Let’s look at the evidence …
A recent study published in the journal Applied Physiology, Nutrition and Metabolism found that bread is not associated with obesity. In fact, the study found that those who were obese actually ate less bread, especially whole grain bread (1)
That’s a NO then. Anything else?
Carbohydrates including bread are essential to the diet and should not be cut out completely for those seeking to manage their weight. A 2012 study published in The American Journal of Clinical Nutrition demonstrated that low carbohydrate, high protein diets can lead to severe long term effects such as diabetes (2)
Another NO. What else have you got?
Similarly, another study published in the British Medical Journal found that low carbohydrate, high protein diets can also increase the risk of cardiovascular disease (3)
I’m sensing some strong NOs here.
Also, the Department for Environment Food & Rural Affairs’ (DEFRA) ‘Eatwell plate’ suggests that diets should contain a third (33%) of complex carbohydrates such as bread, rice, potatoes and pasta.

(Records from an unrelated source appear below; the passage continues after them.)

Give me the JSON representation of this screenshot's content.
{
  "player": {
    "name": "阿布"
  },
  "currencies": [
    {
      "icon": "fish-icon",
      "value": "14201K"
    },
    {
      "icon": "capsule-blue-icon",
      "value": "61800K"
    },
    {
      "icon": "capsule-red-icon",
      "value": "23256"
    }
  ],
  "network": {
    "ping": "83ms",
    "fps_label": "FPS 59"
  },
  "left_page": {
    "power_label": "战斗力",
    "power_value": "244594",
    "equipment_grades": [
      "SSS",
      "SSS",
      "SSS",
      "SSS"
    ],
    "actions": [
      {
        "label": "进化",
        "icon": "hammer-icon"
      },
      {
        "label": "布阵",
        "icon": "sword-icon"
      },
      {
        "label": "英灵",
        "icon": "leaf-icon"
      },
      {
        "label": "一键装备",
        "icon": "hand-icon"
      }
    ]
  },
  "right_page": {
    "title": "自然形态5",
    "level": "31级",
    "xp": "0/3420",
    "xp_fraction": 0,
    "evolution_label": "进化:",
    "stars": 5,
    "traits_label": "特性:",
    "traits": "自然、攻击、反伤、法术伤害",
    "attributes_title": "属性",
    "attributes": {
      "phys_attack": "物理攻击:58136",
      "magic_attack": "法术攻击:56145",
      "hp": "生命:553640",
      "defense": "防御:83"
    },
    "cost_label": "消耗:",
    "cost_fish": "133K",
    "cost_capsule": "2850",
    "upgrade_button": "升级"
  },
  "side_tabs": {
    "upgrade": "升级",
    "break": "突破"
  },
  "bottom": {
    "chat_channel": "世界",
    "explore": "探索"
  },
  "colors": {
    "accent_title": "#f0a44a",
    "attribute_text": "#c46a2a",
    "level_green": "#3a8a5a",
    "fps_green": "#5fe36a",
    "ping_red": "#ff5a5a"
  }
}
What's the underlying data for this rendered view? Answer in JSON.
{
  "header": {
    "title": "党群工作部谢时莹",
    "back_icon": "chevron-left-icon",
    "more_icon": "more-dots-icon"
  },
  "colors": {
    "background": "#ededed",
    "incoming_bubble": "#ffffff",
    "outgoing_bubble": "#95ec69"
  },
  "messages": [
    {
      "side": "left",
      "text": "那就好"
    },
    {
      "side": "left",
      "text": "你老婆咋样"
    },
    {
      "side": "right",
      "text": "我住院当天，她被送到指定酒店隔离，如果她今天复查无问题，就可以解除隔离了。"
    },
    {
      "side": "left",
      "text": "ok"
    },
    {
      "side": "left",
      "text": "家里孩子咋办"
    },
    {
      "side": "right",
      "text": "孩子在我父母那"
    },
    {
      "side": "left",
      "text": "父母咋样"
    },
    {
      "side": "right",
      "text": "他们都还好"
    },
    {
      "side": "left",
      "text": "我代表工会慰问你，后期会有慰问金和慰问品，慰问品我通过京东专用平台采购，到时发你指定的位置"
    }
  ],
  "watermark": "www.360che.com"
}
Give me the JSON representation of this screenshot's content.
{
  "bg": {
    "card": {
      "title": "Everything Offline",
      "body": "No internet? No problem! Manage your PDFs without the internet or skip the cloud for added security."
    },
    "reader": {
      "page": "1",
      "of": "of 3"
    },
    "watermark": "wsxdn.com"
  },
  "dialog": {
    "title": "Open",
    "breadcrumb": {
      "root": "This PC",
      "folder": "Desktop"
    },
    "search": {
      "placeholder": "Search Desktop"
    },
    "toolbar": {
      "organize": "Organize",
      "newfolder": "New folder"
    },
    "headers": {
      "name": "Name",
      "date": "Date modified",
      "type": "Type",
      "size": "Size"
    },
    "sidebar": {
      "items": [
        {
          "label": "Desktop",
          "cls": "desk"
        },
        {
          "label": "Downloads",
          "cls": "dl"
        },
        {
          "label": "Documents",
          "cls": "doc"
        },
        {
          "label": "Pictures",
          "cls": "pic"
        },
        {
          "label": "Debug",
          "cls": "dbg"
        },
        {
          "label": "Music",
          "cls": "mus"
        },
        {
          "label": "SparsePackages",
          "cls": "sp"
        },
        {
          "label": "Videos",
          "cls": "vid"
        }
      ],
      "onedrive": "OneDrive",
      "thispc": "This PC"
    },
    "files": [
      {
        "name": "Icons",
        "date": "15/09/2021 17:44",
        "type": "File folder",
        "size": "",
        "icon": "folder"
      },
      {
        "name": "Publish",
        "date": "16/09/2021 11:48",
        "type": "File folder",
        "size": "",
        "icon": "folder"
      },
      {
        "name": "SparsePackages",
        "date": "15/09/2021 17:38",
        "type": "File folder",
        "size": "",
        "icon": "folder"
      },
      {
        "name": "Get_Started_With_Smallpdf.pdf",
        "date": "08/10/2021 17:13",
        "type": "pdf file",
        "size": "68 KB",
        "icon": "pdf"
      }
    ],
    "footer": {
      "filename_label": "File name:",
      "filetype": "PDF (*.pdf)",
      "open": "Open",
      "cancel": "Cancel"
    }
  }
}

Despite this, the Family Food in 2012 (DEFRA survey) shows that only 20% of total food purchases are made up of complex carbohydrates (4)
(1) Applied Physiology, Nutrition and Metabolism. 2014 Feb 12:1-10 (Mostad et al.)
(2) Low-carbohydrate diet scores and risk of type 2 diabetes in men. (Lawrence de Koning et al)
(3)Low carbohydrate-high protein diet and incidence of cardiovascular diseases in Swedish women: prospective cohort study. BMJ 2012; 344 doi: http://dx.doi.org/10.1136/bmj.e4026 (Published 26 June 2012)
(4) Food statistics pocketbook 2013.